The Council stated that they appreciate the significant amount of work that the Defense Finance and Accounting Service accomplished during the conversion from contractor to in-house workforce, focusing on best practices to support and serve customers.
In the area of benefits, the Council recommended that the Army:
• Take care of Surviving Spouses by supporting efforts to eliminate the Dependency and Indemnity Compensation offset to the Survivor Benefit Plan (SBP) annuity.
• Recognize the extraordinary service and sacrifice of Army Reserve and Army National Guard Soldiers by including mobilization periods in support of contingency operations on or after Sept. 11, 2001 when determining the eligibility date for retired pay (instead of the current effective date of Jan. 28, 2008) and by providing medical benefits concurrently with the start of retired pay.
• Support efforts to provide full concurrent receipt of military retired pay and disability compensation to all eligible military Retirees regardless of disability rating or years of service.
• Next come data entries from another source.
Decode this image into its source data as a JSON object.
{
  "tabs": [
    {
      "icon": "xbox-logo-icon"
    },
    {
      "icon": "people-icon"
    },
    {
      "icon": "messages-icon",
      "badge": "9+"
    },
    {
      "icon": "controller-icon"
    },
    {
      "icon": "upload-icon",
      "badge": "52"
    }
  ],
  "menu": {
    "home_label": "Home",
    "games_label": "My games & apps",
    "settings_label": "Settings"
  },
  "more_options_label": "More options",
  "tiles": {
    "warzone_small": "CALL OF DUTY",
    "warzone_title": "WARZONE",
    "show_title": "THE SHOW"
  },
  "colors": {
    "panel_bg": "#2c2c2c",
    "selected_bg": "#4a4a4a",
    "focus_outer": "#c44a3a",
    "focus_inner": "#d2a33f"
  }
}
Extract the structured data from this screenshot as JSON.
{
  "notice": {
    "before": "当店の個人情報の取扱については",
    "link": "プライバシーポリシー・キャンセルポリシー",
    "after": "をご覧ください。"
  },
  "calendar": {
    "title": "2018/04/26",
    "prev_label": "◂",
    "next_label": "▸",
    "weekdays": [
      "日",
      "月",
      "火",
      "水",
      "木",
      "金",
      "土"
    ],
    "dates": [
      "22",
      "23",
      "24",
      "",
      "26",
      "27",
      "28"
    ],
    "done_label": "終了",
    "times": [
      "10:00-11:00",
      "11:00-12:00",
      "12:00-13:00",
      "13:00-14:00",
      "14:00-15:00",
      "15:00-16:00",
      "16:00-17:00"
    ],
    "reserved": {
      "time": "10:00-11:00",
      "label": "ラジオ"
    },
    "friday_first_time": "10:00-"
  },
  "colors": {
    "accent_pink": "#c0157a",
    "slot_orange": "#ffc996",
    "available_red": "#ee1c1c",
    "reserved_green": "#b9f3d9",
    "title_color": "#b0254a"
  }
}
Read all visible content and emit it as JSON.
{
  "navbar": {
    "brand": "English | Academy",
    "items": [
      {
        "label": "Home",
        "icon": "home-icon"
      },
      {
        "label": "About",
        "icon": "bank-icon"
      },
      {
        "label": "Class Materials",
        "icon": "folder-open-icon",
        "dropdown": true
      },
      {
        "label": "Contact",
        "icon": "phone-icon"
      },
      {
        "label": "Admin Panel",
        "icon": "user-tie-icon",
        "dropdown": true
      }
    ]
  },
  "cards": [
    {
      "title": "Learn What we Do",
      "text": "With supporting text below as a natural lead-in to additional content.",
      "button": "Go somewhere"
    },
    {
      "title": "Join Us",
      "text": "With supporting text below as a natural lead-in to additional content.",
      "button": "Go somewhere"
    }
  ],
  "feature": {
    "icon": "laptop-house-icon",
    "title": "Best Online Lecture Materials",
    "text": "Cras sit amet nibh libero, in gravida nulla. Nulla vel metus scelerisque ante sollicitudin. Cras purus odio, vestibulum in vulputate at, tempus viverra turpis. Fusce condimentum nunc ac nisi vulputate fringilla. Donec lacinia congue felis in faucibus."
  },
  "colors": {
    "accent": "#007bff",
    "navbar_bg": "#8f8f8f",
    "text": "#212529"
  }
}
• Support the DFAS initiative to forgive any overpayment of retired pay for any period after the date of death of a Retiree through the last day of the month in which death occurs.
• Acknowledge their long-term commitment to the Army by issuing eligible Surviving Spouses an indefinite ID card at age 65.
Because the CSA has been traveling around the world in support of troops, the Council Co-Chairs reported the meeting results to him May 25th and plan to meet with him again in October.